“Temos uma topografia privilegiada clima excelente terra da melhor qualidade e uma mão de obra perfeita para a industria canavieira que são os trabalhadores indígenas”, empresário Dal Lago – O Progresso, 19/06/07 pg 5.
A manchete poderia estar estampada em informações à Coroa Portuguesa, há quinhentos anos atrás. Afinal de contas, quando a indústria açucareira começou implantar seus engenhos e plantações de cana no litoral nordestino, o que viabilizou o início da obra foram os braços dos escravos indígenas. Diante de uma certa rebeldia e insubmissão, resolveram buscar mão de obra mais segura, trazendo milhões de negros da África.

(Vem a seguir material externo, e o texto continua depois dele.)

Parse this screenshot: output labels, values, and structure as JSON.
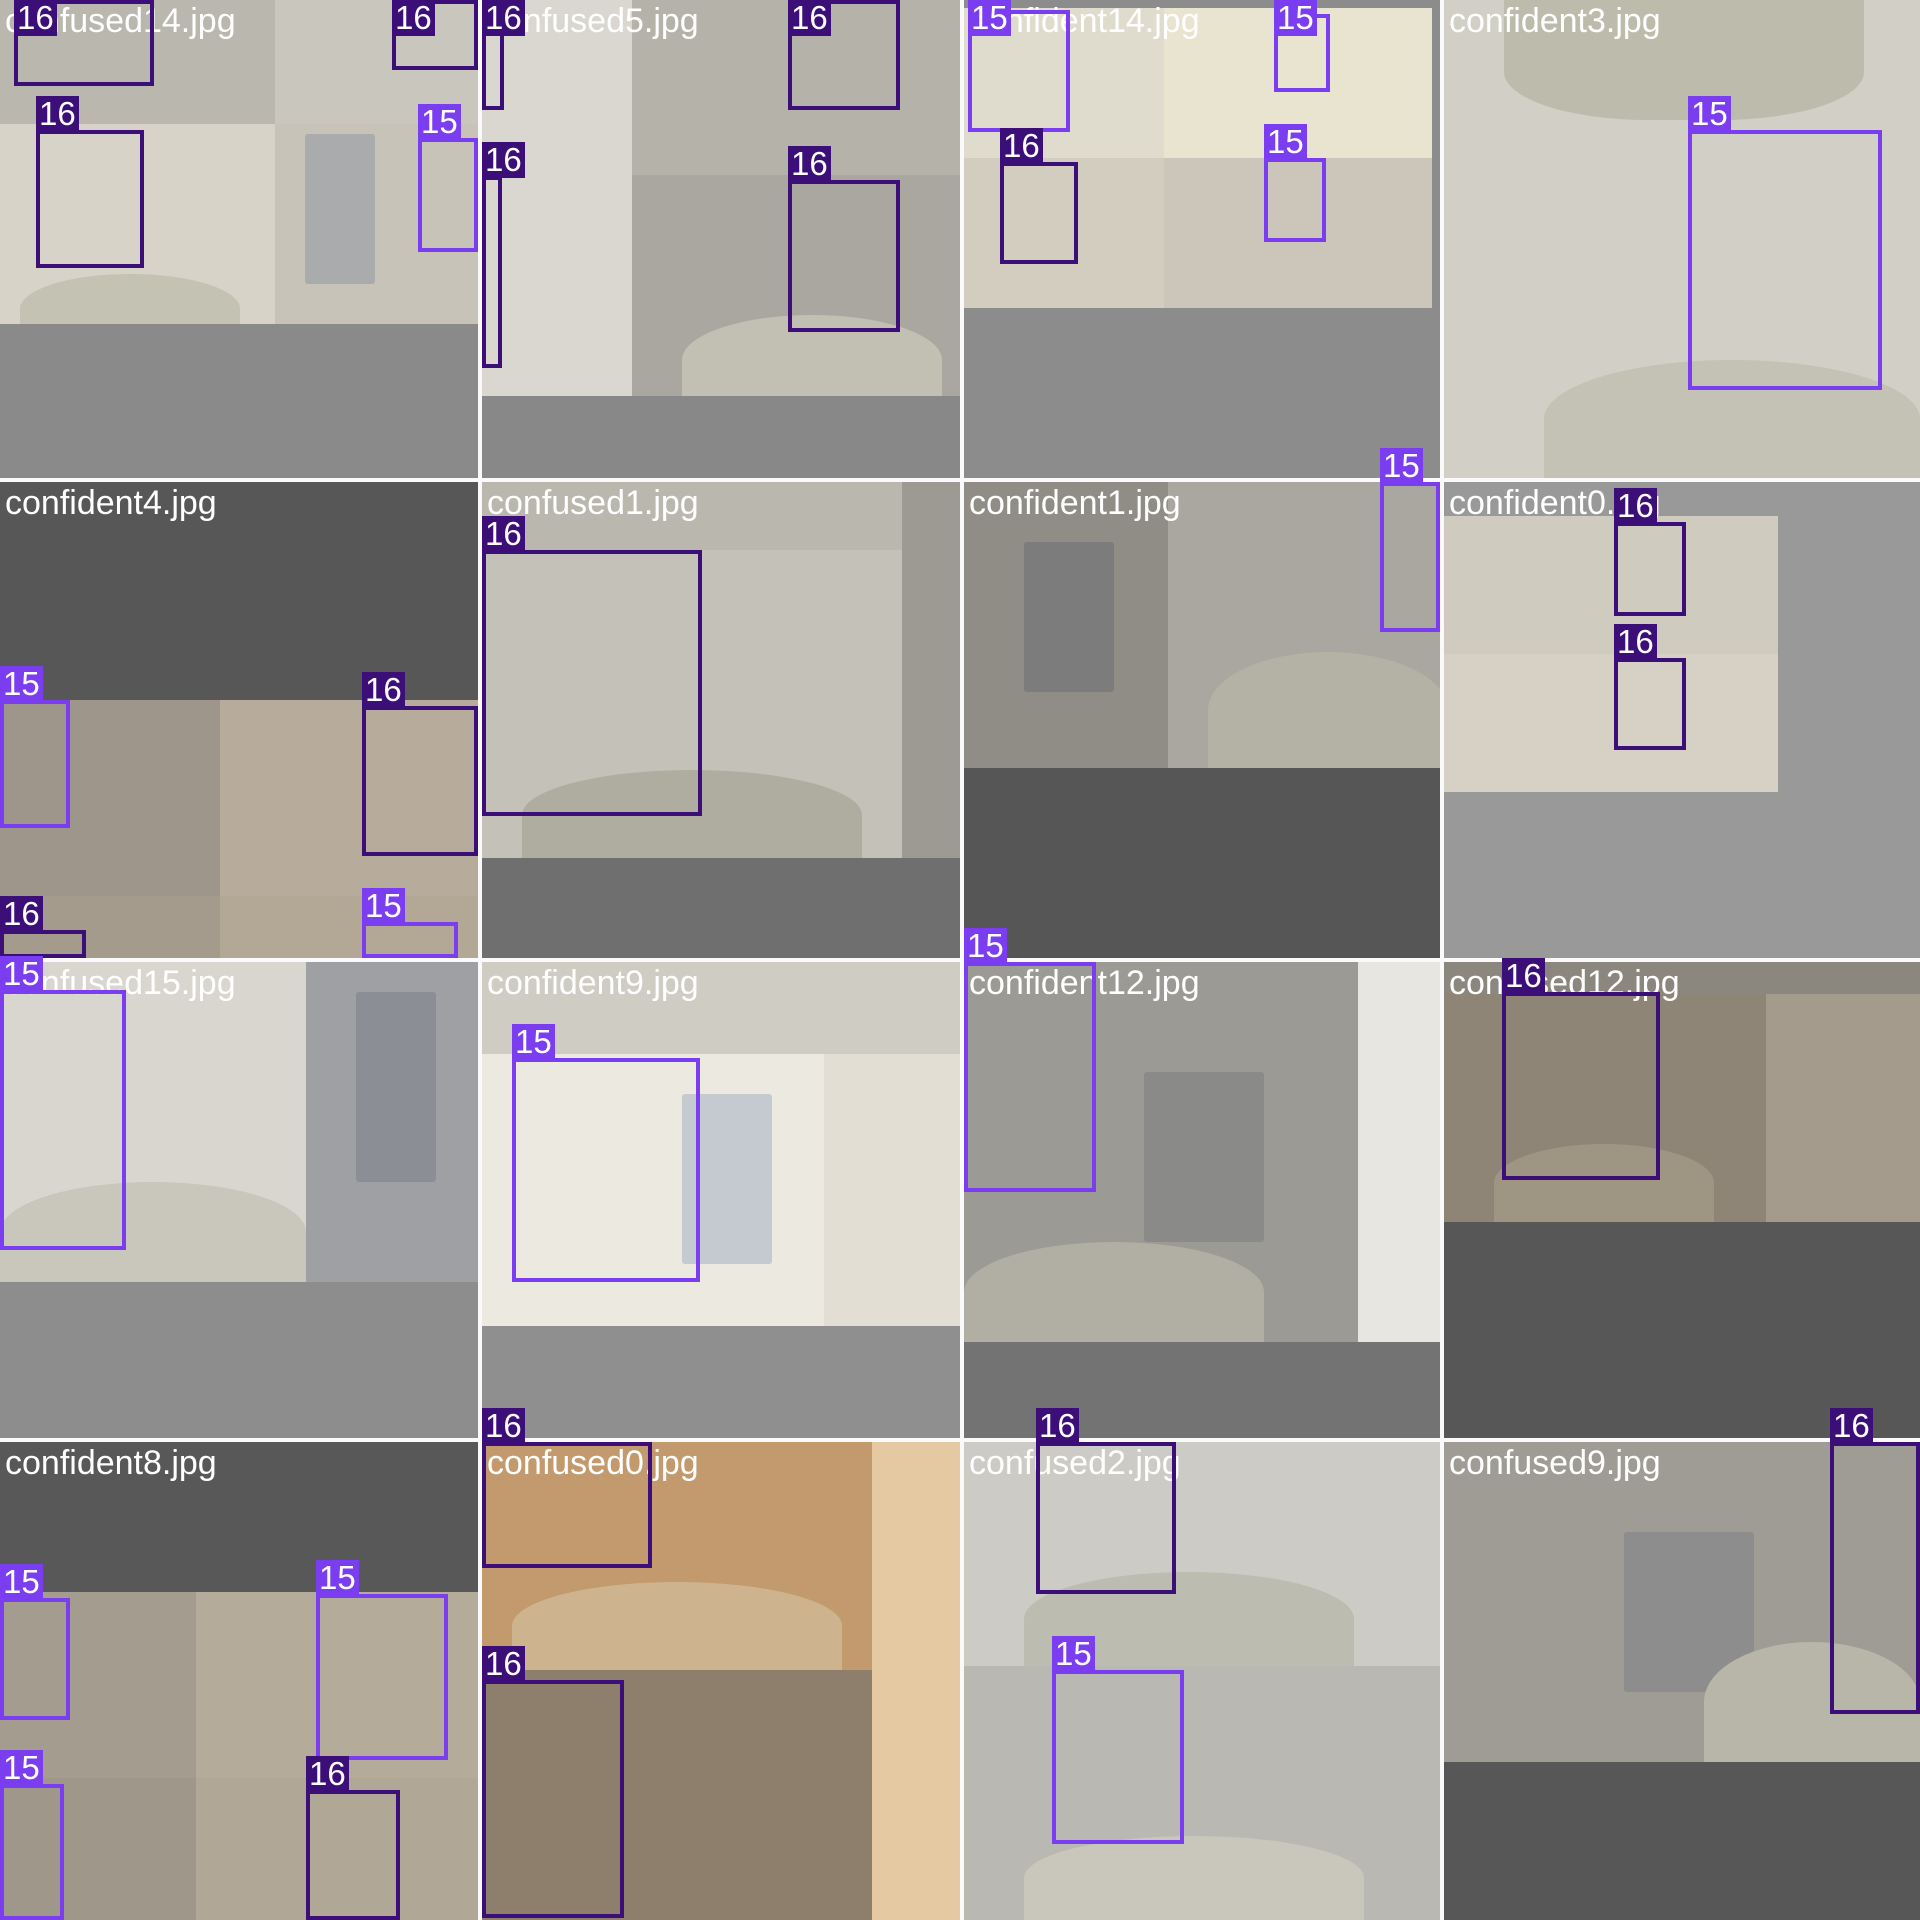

Agora, no século 21, a ganância é a mesma. A cana invade o Mato Grosso do Sul, com as bênçãos e benesses de isenções fiscais e outros estímulos, o que torna ainda mais atraente e voraz a nova invasão do estado. Desta vez, o capital financeiro internacional tem seu quinhão assegurado. Não só é bem vindo pelas elites dominantes, como é estimulado com garantias que talvez em nenhuma outra parte do planeta conseguiria. O lucro é certo, grande, e não corre riscos.
Show vazioO presidente da Funai, Marcio Meira, manifestando boa vontade, por vezes com frases de efeito, diz que a Funai não tem recursos e tenta se aninhar ao que efetivamente resta: à vontade e determinação dos povos indígenas de lutarem com todas as suas forças para garantir seus direitos constitucionais, numa batalha de Davi contra Golias. Meira percorre a região, ouve, vê, sente, se comove, se revolta e volta. Fica a sensação de que é possível que algo comece a ser feito. Para outros, mais realistas, fica o gosto amargo de que por mais que se tente fazer remendos, prevalece a sensação de mais um show a cair no vazio.
Em Dourados, a nova Eldorado, ou Itu ou Ribeirão Preto, o empresário se esmera em tecer argumentos sobre o mundo de benefícios e progresso que a cana irá trazer. “Não é verdade o que afirmam esses pseudo-ambientalistas, que falam sem conhecimento de causa”. E complementa com a pérola de que além de todos os fatores favoráveis temos “uma mão de obra perfeita para a indústria canavieira que são os trabalhadores indígenas”(O Progresso 19/06 pg 5).
O mesmo empresário afirmou que “os empreendedores que investem no setor até que gostariam que toda a colheita fosse mecanizada, mesmo porque a mecanização deixa a colheita 25% mais barata” e deu uma singela explicação do porque isso ainda não acontece “mas isto ainda não é possível porque a capacidade da indústria de máquinas não atende à demanda atual”.
Se juntarmos a afirmação inicial da predileção pela mão de obra perfeita, “os trabalhadores indígenas”, e considerarmos o que logo em seguida ele mesmo afirma que a mecanização é um processo irreversível e a curto prazo, resta a pergunta: o que farão, depois, esses milhares de indígenas, possivelmente debilitados pelo trabalhão exaustivo e cruel, sem terra, em seus confinamentos?
Não podemos nos iludir com as 51 novas usinas que serão instaladas no Mato Grosso do Sul. Os povos indígenas serão as maiores vítimas desse processo intensivo de instalação massiva da industria do etanol. A não ser que o governo federal não queira ser cúmplice de mais essa violência no genocídio em curso, e demarque logo todas as terras indígenas na região, antes que essa agressão brutal se efetive.
E para que não restem dúvidas com relação à trágica realidade, basta olhar para a imprensa local – “já são nove os assassinatos de indígenas na área de Dourados, só neste ano de 2007”. São sete assassinatos de Kaiowá Guarani só nesse início de junho. E para enfrentar a questão, a solução encontrada é polícia na área, reativação da Operação Sucuri. “A questão territorial é prioridade. Não quero fazer política para os índios, mas com os índios”, afirmou o presidente da Funai. Resta conferir o que de fato se vai fazer.